A couple of weeks ago Donald Trump said in an interview that he thought Nato was ‘obsolete’. It’s early days yet for us to know exactly what he meant. Obsolete or not, it is certainly ironic in at least one way. The people who in 1989 wept as they tore chunks off the Berlin Wall now find themselves in a military alliance with a country that is about to put up its own unspeakable version.

Trump’s case for the wall is that it will put an end to drug trafficking and undocumented migration across the border. As he put it in a typical sleight, “a nation without borders is not a nation”. True, except borders and walls are different species. The main point about national borders is that they establish the limits of sovereignty.

They are also expected to put in place some measure of control. Typically, this happens in fuzzy and uncertain ways. In this case, it is unlikely that the wall will be of tangible consequence. It’s common knowledge that a good chunk of drug trafficking to the US rides in the backs of the millions of trucks that cross the border every year – at regular checkpoints.

The image of columns of parched Mexicans hobbling across the desert to El Dorado is equally flawed. In fact, very many of the Mexicans who live and work irregularly in the US got there through paperwork, in the main part through visa overstaying; nothing that any wall could ever do anything to, in other words.

With respect to basic function, therefore, this wall is flawed. It follows that it is elsewhere we must look if we are to understand its logic. The two cues are history, and Trump’s own biography.

The work of architectural historian Simon Pepper provides a useful point of departure. In Renaissance Europe, walls were strongly associated with sovereignty and the liberties of free cities. They were anything but purely functional. Rather, they served a constitutional purpose as the line that divided the status of the city from that of the faubourg (suburb).

Fortresses were another matter altogether. Beyond their basic defensive storyline, they symbolised the authority of princely or imperial power. Tellingly, princes were in the habit of being portrayed holding plans and sketches for fortifications. Towers, gates and such were standard fare in heraldry and princely pageantry.
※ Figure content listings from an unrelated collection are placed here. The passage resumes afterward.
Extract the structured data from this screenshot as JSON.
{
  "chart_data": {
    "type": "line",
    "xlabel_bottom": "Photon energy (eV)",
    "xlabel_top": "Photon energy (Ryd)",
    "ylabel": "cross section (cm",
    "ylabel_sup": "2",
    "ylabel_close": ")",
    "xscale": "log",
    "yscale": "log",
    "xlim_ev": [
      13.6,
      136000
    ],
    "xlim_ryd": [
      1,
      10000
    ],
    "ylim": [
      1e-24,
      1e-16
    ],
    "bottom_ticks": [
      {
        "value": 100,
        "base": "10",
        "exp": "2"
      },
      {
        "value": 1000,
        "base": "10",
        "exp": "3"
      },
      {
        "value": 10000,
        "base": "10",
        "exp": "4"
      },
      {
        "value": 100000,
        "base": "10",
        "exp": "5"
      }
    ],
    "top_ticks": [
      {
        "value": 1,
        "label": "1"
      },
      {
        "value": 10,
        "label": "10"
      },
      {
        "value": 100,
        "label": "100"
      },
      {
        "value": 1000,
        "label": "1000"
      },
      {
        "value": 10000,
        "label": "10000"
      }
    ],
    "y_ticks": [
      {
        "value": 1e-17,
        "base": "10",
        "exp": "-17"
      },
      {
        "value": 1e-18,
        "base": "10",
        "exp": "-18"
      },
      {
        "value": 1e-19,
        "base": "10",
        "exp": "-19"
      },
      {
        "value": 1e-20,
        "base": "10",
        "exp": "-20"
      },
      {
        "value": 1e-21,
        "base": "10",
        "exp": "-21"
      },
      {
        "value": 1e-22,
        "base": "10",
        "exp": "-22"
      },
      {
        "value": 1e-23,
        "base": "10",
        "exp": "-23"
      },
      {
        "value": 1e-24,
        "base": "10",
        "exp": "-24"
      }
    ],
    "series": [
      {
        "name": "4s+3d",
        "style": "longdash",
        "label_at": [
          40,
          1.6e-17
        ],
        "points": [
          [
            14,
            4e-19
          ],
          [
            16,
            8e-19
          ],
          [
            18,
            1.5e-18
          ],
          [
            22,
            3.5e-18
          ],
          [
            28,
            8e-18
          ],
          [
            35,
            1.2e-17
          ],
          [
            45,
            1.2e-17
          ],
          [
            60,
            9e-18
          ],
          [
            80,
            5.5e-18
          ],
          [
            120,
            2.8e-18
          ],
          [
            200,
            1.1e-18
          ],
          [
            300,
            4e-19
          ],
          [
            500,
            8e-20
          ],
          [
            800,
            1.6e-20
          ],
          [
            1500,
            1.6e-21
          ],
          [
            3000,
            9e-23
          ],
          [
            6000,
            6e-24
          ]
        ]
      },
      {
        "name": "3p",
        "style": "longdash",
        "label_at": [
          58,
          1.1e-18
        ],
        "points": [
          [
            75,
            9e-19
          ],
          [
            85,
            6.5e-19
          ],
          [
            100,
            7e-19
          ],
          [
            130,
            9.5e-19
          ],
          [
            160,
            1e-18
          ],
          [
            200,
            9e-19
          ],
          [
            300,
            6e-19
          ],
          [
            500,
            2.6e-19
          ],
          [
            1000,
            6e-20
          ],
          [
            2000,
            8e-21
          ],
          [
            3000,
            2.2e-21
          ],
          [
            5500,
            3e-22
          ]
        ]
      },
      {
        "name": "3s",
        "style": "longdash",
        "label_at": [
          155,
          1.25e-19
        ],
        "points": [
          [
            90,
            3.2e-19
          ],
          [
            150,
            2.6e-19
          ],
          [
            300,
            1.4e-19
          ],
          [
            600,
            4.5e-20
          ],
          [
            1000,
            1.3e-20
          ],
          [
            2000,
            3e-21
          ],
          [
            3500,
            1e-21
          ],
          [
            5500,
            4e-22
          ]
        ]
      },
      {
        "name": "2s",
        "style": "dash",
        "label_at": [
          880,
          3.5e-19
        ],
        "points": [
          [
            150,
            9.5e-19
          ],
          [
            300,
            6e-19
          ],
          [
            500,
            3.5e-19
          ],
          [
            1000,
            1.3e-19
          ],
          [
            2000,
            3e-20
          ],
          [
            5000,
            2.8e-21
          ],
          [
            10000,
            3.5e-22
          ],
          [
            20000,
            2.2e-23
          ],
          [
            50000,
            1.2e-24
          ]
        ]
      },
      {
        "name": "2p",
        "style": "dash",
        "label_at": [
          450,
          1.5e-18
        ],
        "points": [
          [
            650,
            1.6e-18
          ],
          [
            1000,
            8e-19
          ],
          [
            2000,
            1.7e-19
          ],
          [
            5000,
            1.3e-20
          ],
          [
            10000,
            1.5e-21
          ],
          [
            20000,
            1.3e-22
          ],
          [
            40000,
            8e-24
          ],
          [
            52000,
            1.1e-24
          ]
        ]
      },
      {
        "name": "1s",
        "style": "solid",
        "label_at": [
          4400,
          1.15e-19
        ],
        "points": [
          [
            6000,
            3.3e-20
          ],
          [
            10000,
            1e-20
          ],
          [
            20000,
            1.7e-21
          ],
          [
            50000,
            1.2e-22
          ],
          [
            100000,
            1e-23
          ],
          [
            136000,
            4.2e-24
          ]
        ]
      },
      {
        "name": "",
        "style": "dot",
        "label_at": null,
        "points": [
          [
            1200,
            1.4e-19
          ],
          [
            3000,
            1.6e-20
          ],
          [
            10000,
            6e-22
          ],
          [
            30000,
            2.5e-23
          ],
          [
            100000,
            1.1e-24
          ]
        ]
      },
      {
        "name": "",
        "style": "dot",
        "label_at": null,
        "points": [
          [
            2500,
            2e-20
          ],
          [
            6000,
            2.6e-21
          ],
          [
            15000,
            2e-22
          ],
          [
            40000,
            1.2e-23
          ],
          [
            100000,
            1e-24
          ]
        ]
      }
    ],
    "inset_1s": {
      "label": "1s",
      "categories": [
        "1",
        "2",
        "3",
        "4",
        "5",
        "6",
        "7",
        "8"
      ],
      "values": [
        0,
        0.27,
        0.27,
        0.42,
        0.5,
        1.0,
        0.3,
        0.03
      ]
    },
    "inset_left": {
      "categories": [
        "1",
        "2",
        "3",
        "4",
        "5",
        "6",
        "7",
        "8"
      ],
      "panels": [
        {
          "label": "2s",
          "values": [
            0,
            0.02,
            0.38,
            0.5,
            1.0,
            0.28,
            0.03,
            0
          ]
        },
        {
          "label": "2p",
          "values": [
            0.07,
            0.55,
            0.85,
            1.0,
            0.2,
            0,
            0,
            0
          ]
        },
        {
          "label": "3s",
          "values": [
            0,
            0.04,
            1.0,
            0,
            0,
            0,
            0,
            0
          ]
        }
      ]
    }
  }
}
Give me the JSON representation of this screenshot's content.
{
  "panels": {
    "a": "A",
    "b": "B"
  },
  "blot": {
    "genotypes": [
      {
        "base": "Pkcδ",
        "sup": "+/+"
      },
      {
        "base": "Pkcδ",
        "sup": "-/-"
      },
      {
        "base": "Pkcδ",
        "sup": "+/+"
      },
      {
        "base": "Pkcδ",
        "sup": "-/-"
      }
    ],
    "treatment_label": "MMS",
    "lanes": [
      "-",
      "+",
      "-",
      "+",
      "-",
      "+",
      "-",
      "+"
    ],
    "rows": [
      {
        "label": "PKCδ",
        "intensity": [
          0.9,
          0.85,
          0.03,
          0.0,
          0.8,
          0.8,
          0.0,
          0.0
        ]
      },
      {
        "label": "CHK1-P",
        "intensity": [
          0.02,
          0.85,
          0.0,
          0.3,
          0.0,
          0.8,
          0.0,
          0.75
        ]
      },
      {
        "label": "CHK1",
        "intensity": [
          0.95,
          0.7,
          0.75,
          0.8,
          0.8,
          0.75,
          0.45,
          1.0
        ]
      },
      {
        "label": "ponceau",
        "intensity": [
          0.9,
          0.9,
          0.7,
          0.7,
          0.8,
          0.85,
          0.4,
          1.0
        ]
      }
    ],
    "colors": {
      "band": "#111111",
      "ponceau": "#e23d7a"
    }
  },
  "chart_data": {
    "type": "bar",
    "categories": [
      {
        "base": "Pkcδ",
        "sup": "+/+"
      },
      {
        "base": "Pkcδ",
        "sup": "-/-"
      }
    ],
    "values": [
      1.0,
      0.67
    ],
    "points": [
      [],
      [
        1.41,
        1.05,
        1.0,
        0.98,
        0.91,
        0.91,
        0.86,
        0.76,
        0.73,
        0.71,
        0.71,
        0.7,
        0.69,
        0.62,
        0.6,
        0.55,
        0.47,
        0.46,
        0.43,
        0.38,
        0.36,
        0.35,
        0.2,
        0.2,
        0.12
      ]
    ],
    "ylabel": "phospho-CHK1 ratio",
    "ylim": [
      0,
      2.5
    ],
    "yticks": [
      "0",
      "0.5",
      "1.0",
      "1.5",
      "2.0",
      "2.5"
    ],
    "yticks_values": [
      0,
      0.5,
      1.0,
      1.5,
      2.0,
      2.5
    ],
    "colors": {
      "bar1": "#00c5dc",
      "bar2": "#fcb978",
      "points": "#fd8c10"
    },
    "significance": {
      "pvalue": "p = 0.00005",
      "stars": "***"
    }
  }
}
There was a twist, however.

While walls meant free cities, fortresses could not entirely escape the shadow of oppression and despotic rule. It was the often-misunderstood Macchiavelli who cautioned against fortresses as both provocative and useless.

Trump’s America-made-great-again is a gated community writ large. It is a fortress, an island of privilege and paranoia afloat on a sea of imagined subordinates and enemies

It is always risky to leapfrog across the centuries. Still, what I see taking shape in Trump’s mind, and soon along the US-Mexico border, is not a wall. It does not follow the logic of civic sovereignty and freedom. Rather, what we have here is a fortress born of the grand gesture. The best evidence is the paranoia that thoroughly underwrites Trump’s rhetoric. Put simply, Trump’s America is a barnacle.

No wonder the Mexican government is so incensed. Mexico’s predicament today is not too different to that of Perugia in the 1540s, when Pope Paul III built the Rocca Paolina as an aggressive act of domination over the city.

The notion of the fortress invites a further spot of leapfrogging. A couple of decades ago someone coined the term ‘fortress America’ to describe the mushrooming of so-called ‘gated communities’ across that country. Physically, gated communities are residential areas (clusters of apartment blocks, in many cases) that are surrounded by walls or fences. The contraptions of fortification also include CCTV, security guards, swipe cards, and so on.

Like Renaissance fortresses, gated communities come with their own inescapable shadow. On the one hand, people will live where and how they choose to – if they see fit to turn their homes into bunkers, so be it.

On the other, gated communities tell a story of urban dysfunctionality. Their spread implies that groups of people have all but given up on the principles of civic coexistence, and have chosen instead to seal themselves off into little enclaves. In the US, as well as in India, South Africa and many Latin American countries, property developers are fond of a neat little ploy: they convince people that life in the rest of the city is nasty, brutish and short.

Enter Trump, who happens to have spent the first 50 years of his working life selling real estate, in a market where the gated community is king. Walls, enclaves, fences and the million other devices of fortification are to Trump what leather, awls and soles are to a cobbler.

Trump’s America-made-great-again is a gated community writ large. It is a fortress, an island of privilege and paranoia afloat on a sea of imagined subordinates and enemies.

The snag is that neither Renaissance nor real-estate fortresses work quite as intended. The former invariably fall or become obsolete, and neither kind can survive without the very thing it tries to keep out. In India, the walls that surround gated communities also serve as the back walls of makeshift huts. The poor, whose cheap labour serves the gated few very well, survive crammed in those huts.

Civic order and the liberties of the free city will always prevail over the Trumps and Paul IIIs. The sad part of the story is that very many people will suffer in the process. There was a time when the people of Berlin wrote letters to the East. One can only hope they will now write the same to the West.